I love my life of solo travel.  And yet…

It’s strange to know that, wherever I am in the world, there’s no one else on the planet who I care about that knows exactly where I am or what I’m doing at any given moment.  And they’re not overly concerned about it (there’s no need), except to know that I’m alive and well.

This is an interesting position in which to be.  It builds in me a particular independence at the same time that it fosters dependence.  Let me explain.

I’ve always been an independent person.  Since the day I left my mother’s house to live on my own for the first time, I haven’t needed anyone to take care of me.  In nearly 20 years, I’ve managed my life quite effectively, from ensuring that my car was well maintained to keeping my finances in good order to managing my household.  God has blessed me with an independent spirit and it has served me well.

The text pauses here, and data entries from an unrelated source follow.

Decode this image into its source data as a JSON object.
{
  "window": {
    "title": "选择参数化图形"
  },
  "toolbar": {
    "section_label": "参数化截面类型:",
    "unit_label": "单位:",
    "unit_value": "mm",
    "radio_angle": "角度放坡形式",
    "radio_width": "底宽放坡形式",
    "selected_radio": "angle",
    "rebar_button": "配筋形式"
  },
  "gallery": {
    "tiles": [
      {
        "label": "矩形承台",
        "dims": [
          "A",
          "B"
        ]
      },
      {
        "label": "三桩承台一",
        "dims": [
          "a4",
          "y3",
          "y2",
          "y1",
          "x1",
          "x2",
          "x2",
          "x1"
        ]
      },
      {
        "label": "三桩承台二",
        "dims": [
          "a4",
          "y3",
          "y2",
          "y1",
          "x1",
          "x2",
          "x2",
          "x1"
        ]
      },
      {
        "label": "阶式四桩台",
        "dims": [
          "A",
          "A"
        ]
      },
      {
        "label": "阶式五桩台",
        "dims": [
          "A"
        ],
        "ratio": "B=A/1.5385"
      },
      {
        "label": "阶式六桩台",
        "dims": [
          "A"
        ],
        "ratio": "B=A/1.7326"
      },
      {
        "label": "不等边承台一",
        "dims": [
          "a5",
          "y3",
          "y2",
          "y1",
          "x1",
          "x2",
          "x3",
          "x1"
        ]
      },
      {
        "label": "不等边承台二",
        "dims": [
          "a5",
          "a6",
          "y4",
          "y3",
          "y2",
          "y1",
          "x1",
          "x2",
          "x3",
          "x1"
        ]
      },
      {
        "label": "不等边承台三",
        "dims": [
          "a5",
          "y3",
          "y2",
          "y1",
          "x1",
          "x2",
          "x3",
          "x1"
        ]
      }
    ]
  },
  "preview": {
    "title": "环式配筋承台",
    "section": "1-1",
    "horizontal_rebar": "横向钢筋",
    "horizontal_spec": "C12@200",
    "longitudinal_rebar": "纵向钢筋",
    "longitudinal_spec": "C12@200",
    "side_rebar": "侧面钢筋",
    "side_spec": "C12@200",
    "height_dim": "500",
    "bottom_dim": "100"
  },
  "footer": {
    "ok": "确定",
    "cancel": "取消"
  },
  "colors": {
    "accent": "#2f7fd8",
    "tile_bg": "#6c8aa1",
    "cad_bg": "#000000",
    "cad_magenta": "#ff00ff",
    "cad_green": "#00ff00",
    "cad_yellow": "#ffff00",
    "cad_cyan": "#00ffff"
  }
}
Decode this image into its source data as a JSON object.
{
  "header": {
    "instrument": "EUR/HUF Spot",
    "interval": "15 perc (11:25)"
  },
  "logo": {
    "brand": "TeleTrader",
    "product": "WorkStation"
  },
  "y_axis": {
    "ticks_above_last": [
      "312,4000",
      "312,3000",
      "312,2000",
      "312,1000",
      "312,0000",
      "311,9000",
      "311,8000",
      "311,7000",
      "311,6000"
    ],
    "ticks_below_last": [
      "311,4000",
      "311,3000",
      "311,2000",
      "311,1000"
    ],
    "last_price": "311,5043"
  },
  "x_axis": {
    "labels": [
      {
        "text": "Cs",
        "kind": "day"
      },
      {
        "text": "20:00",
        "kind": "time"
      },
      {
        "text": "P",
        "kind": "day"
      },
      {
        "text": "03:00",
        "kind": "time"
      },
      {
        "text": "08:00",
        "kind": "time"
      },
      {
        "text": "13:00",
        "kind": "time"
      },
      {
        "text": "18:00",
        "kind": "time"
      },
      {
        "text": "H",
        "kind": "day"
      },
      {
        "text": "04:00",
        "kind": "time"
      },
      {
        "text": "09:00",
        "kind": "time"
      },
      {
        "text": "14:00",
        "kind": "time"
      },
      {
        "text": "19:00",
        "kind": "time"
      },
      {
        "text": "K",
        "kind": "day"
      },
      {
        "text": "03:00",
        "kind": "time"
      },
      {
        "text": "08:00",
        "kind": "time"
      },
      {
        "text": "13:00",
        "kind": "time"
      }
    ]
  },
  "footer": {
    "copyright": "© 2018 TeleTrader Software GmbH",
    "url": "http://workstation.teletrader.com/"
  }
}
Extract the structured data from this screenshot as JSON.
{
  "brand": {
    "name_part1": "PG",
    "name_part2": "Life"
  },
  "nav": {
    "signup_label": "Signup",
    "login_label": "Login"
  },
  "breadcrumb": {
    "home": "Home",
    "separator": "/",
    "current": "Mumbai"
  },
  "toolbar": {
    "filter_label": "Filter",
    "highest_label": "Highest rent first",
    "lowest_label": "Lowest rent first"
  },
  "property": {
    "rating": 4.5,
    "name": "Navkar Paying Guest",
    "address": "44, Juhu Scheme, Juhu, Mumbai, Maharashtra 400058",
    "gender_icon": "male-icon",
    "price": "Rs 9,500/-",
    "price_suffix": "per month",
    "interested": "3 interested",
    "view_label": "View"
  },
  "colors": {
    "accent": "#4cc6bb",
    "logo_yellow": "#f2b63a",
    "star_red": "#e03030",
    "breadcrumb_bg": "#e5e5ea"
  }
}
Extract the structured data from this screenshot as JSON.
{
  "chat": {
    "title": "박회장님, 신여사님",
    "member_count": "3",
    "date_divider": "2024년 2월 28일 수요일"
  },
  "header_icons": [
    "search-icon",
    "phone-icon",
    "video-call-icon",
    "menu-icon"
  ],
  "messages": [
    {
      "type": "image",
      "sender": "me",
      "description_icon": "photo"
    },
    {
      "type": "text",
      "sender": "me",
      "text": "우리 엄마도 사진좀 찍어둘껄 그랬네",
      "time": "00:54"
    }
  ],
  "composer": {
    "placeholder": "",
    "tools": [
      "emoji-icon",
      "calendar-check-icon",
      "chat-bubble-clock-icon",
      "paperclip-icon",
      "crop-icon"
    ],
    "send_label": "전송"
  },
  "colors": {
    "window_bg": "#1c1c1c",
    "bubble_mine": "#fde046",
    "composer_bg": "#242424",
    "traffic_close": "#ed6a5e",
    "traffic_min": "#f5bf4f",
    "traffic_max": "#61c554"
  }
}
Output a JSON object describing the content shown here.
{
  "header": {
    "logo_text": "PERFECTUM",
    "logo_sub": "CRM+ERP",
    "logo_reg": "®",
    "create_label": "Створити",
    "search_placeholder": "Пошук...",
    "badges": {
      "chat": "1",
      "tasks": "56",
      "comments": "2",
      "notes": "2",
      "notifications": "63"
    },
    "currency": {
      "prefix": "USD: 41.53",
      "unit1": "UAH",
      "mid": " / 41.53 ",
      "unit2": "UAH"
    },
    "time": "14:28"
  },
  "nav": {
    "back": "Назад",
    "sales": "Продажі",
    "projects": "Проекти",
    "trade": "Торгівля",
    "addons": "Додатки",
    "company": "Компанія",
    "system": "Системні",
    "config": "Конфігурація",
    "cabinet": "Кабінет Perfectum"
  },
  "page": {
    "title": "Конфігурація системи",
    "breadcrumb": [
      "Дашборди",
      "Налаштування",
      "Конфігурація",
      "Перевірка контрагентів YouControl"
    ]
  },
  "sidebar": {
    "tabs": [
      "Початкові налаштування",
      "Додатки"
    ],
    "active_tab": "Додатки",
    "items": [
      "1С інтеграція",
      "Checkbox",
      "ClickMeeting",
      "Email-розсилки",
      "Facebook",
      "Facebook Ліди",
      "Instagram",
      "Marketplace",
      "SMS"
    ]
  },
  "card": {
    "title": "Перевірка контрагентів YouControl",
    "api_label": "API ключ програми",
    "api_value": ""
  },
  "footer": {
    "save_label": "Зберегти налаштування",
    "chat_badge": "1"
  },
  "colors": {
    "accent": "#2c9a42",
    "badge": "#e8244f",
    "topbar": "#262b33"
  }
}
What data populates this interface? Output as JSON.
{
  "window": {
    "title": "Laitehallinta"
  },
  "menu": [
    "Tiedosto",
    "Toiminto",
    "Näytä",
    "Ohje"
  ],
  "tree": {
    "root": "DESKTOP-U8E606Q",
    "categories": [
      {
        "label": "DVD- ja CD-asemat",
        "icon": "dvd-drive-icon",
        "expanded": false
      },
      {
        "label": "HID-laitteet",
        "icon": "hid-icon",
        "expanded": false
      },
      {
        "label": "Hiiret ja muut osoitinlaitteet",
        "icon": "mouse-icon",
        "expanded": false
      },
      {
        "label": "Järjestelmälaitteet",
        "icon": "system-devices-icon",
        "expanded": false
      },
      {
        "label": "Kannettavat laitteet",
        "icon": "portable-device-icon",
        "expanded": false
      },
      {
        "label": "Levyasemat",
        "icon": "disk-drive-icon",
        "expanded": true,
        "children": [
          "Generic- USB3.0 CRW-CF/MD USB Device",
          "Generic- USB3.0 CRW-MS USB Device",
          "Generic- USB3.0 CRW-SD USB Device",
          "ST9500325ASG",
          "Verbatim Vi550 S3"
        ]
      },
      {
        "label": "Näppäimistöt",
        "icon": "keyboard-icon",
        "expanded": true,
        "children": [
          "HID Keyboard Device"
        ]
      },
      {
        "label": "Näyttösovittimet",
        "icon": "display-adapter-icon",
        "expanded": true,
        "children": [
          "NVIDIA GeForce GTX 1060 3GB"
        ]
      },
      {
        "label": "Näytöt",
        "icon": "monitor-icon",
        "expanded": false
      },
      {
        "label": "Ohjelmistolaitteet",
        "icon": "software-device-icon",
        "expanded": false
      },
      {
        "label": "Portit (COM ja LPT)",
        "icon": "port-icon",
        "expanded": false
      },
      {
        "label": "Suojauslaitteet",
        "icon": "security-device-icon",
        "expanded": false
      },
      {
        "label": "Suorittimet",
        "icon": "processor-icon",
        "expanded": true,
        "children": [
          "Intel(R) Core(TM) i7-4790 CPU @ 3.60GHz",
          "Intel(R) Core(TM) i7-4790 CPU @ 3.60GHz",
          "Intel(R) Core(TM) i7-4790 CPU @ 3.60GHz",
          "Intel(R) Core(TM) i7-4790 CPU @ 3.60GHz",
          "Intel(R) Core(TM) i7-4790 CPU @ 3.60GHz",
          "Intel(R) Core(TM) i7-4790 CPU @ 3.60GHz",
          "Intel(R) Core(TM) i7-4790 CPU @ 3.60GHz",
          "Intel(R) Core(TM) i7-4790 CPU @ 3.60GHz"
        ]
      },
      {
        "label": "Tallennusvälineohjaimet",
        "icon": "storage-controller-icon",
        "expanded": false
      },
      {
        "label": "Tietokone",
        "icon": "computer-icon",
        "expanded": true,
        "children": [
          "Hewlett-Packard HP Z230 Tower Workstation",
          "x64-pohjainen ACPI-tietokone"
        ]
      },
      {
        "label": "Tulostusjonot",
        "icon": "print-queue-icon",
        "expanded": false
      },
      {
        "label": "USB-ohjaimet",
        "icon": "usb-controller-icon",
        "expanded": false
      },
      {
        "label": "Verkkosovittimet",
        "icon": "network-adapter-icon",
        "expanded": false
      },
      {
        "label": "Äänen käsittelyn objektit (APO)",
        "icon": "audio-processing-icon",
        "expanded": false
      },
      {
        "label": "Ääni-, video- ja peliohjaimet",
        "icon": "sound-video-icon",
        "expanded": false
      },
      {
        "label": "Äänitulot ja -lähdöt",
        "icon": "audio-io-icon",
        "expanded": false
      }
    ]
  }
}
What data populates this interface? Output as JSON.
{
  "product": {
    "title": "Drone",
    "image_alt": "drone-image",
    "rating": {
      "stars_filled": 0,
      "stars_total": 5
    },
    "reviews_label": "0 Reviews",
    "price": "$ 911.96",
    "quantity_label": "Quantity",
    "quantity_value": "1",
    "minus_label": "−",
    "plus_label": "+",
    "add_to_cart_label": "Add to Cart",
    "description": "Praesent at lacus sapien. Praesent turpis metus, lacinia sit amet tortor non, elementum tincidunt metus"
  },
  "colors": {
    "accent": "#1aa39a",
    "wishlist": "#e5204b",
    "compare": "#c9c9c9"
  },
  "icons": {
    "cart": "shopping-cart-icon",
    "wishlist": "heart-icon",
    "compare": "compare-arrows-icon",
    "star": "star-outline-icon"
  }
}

Developments in my life over the last 2 years have increased my independence.  The expected dependencies that come with romantic ties have disappeared.  On top of that, my parents are (fairly) young and healthy.  These facts mean that every decision I make is my own.  Every single one of them.  I decide when and where I go and what I do and I don’t factor anyone else into that decision because I don’t have to.  It sounds selfish, I know, but it’s a raw fact.

Other than my work committments and Skyping with my loved ones, no one needs me to be in any particular place at any particular time doing any particular thing for them.  This lends a sense of freedom to my life, even if it occasionally feels a bit sad, because sometimes we all want to be the most important person in somebody’s world.

On the other hand, this solo life has taught me a dependence on God that I don’t think I could have gotten in any other way.  In our everyday lives, most of us who are Christians tell ourselves that we depend on God for everything, but we don’t.  We depend on ourselves then we turn to God when we feel we’re out of options because we can’t solve our problems ourselves.  We’re excellent at fooling ourselves; I know because I did it for years.

I’ve now literally learned to cast my care and not worry about the next day or the next thing because it’s absolutely just the Holy Spirit and me on this daily journey.  I’ve learned to trust my life to God but more importantly, I’ve learned to trust my luggage to Him.  Yup, my luggage.

In Amsterdam a few weeks ago, I found myself worrying about my checked luggage being correctly transferred to my next flight so that it would arrive at my intended destination with me.  I thought this wasn’t unreasonable since I had a bad experience going through Amsterdam last summer where my luggage was about 2 days behind me for a while.  Anyway, I stopped myself there in Schipol Airport and asked myself what I was doing.  Was I really obsessing over luggage when just that morning I had spent 30 minutes talking to God about all sorts of things, including asking Him to clear the way ahead of me on my travels?  What sort of sense did that make?  How could I entrust my life and my journey to Him but still be worried about my luggage?  I clearly hadn’t really entrusted everything to Him.  So I prayed for peace about the luggage and I settled down to enjoy my journey.

On top of that, my relationship with God underwent a dramatic expansion in the past couple of weeks, initiated by my Kilimanjaro adventure.  During that trek, I learned about true minute-by-minute dependence on God in a profound way that has lead to a deeper level of trust in Him than I’ve ever known before.

Do you see the very simple point that I’m making?  Traversing this world alone has given me a wonderful independence and freedom but it has given me something far more important: an ever-closer, more trusting and faith-filled relationship with my awesome God.  That’s a trade-off worth making.